第6章 調律の外れにて
イルミは何も言わない。
――いや、言えなかった。
視線が、譜面とニナを行き来する。その目には納得ではなく、明らかな拒絶が滲んでいた。
あり得ない。
譜面を読めるなら、音が浮かばないはずがない。聞こえないはずはない。
常識が、崩れる。
だが――
それを否定する言葉は、もう許されていない。
シルバの一言で、この場の前提はすでに決められている。
イルミの視線が散らばる譜面から辿り、ニナを睨みつけた。
「……本当に、聞こえてないの?」
初めて、確かめるような声だった。
紙片が、イルミの足元でかすかに揺れた。
急に真っ直ぐイルミの視線を浴びたニナは節目がちに瞬きながら、甲に浮かぶ赤い跡を隠すように重ねた手を擦り合わせる。
結んだままの唇の端は赤く汚れ、縮めた肩が小刻みに震えている。
「それにしても随分と乱暴な“教育”ね」
キキョウの声が一段と高くなる。
「こんなやり方をしても、この子はあなたの思う通りには動かないわ」
「……どういうこと?」
キキョウの言葉を軽く受け流すように、イルミは視線をニナへとまた落とす。
観察するように値を測るように舐め下していく。
「それも分からずこの有様ならば――お前の方こそが怠慢だ」
シルバの声にイルミの動きが止まる。
僅かに、空気が張り詰める。
イルミは不満気に顔を上げた。
が、何も言わない。
その沈黙をシルバは逃さなかった。
「仕置きが必要なのはお前のようだな、イルミ」
その一言で、完全に線が引かれる。
「……わかったよ」
ふっと、イルミの肩から力が抜けた。
軽く手を上げてみせ、それから吐き出すように言う。
「俺が悪かった、父さん。
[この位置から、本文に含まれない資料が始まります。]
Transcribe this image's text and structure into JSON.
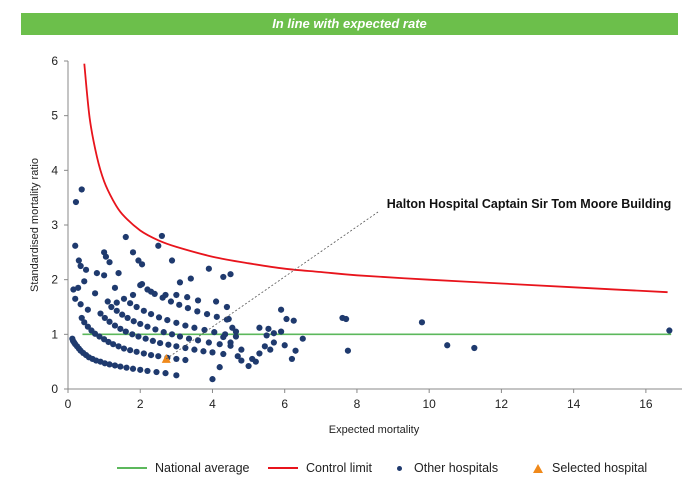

ニナは使えないってことね」
部屋の中にはもう、先ほどまでの張り詰めた熱は残っていない。
ただ、この屋敷で誰がすべてを握っているのかが、静かに示されていた。
だらりと糸が切れたように力が入らず、ニナは重たい視線を床へ落とす。
足元の譜面。滲んだインク。乱れた線。
助けられたはずなのに。
胸の奥で、何かが軋んだ。
何かが――イルミとの、本来あるべく境界線を曖昧にさせていた何かが、はっきりと壊れてしまった。この虚しさのような感情がなんなのか。
考えても無駄だ、とニナは目を閉じた。